1. Life’s two most important questions are ‘Why?’ and ‘Why not?’ The trick is knowing which one to ask.
‘The unexamined life is not worth living,’ Socrates said. I am a very reflective woman, and I know that sometimes raising the ‘Why?’ is a double-edged sword, because in one hand, it allows us to acquire some understanding of why we do things, but, on the other hand, we cannot get the answer of why some people behave in a certain way.
To change such habitual and maldaptive patterns of behavior requires first some recognition of the pattern. People tend to resist this, preferring to invoke coincidence of simply focus on individual events in a way that places responability on tohers.
According to Gordon Livingston in Too Soon Old, Too Late Smart, if people are reluctant to answer ‘Why?’ questions in their lives, they also tend to have trouble with ‘Why not?’ The latter implies risk.
2. Take into account that great love and great achievements involve great risk.
By adopting a flexible, malleable approach to life, we can maintain our composure even in the most restless and turbulent conditions. In The Art Of Happiness, the Dalai Lama states that it is through our efforts to achieve a flexible mind that we can nurture the resiliency of the human spirit.
The ability to reduce our value system to its most basic elements that allows us the greatest freedom and flexibility to deal with the vast array of problems that confront us on a daily basis.
3. Finding happiness in your relationships
The relationships you have with family and close friends are going to be the most important sources of happiness in your life. But you have to be careful. When it seems like everything at home is going well, you will be lulled into believing that you can put your investments in these relationships onto the back burner. That would be an enormous mistake. By the time serious problems arise in those relationships, it often is too late to repair them. This means, almost paradoxically, that the time when it is most important to invest in building strong families and close friendships is when it appears, at the surface, as if it’s not necessary.
Clayton M. Christensen and James Allworth presents in How will you measure your life? a theory of good and bad capital
I genuinely believe that relationships with family and close friends are one of the greatest sources of happiness in life. It sounds simple, but like any important investment, these relationships need consistent attention and care. But these are two forces that will be constantly working against this happening.
First, you’ll be routinely tempted to invest your resources elsewhere–in things that will provide you with a more immediate payoff.
And second, your family and friends rarely shout the loudest to demand your attention. They love you and they want to support your career, too. That can add up to neglecting the people you care about most in the world.
The theory of good money, bad money explains that the clock of building a fulfilling relationship is ticking from the start. If you don’t nurture and develop those relationships, they won’t be there to support you if you find yourself traversing some of the most challenging stretches of life, or as one of the most important sources of happiness in your life.
4. Your journey is to know yourself
Charlotte Kasl reminds us in If the Buddha Dated that we are unique in all the world. Our journey is to know ourselves.

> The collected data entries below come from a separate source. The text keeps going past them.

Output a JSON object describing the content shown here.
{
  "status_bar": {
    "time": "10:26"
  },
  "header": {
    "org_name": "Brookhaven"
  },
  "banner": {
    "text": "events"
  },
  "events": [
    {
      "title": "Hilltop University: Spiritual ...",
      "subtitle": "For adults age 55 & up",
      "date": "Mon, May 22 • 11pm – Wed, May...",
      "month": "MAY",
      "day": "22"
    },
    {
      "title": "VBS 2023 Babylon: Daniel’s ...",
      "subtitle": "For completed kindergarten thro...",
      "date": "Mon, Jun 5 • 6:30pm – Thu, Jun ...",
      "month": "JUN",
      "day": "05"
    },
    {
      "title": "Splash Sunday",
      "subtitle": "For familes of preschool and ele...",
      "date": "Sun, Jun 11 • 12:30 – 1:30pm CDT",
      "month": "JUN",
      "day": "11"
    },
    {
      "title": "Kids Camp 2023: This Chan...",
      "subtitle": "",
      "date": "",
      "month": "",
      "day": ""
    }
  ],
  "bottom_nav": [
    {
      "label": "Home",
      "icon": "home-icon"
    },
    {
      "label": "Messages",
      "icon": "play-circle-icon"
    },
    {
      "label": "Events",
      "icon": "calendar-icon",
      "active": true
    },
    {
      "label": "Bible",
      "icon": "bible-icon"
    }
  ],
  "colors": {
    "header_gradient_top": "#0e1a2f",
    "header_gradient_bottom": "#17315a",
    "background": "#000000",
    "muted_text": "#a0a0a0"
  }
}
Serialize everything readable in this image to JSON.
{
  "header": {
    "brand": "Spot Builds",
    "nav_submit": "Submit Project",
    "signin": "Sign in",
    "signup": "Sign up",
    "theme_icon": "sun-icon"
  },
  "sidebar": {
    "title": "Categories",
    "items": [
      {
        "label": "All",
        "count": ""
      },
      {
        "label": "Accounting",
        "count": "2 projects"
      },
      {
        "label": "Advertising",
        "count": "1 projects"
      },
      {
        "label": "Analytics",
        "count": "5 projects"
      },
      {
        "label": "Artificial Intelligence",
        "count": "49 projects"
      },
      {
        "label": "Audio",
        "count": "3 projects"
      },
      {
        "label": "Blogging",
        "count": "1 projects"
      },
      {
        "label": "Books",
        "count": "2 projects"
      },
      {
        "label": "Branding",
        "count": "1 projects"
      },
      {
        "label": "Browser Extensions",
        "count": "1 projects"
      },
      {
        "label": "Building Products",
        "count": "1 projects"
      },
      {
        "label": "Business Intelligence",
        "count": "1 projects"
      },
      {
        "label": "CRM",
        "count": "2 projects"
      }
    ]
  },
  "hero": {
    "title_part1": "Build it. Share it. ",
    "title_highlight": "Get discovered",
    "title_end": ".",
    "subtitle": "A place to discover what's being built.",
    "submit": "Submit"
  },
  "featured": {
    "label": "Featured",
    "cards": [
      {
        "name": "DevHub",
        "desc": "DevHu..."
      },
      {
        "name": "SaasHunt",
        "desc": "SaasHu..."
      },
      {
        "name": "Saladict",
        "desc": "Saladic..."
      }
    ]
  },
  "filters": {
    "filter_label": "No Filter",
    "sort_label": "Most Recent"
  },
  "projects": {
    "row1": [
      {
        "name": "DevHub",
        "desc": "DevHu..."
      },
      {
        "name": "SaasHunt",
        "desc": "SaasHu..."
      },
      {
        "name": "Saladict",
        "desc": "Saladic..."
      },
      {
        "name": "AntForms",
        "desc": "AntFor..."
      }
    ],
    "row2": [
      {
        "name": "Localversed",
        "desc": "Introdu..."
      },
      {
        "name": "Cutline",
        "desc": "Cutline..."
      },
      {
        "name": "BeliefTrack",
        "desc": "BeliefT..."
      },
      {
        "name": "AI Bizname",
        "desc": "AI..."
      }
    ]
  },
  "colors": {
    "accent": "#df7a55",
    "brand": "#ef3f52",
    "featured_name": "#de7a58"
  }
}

To be loyal to your journey is to care for yourself and remember that at your center, you are luminous essence capable of compassion and love.
According to Stephen Wolinsky in The Tao of Chaos, we all start life as an essential being—completely spontaneous and free, without memories or associations.
The spiritual path is a process of unmasking ourselves rather than changing or repairing ourselves. We start by being aware of our masks, curious about their purpose, amused by their cleverness, yet always remembering that masks are simply that.
5. Meditation
In A Guide to the Good Life, William B. Irvine plumbs the wisdom of Stoic philosophy, one of the most popular and successful schools of thought in ancient Rome, and shows how its insight and advice are still remarkably applicable to modern lives.
To help us advance our practice of Stoicism, Seneca advises that we periodically meditate on the events of daily living, how we responded to these events, and how, in accordance with Stoic principles, we should have responded to them.
He attributes this technique to his teacher Sextius, who, at beadtime, would ask himself, ‘What ailment of yours have you cured today? What failing have you resisted? Where can you show improvement?’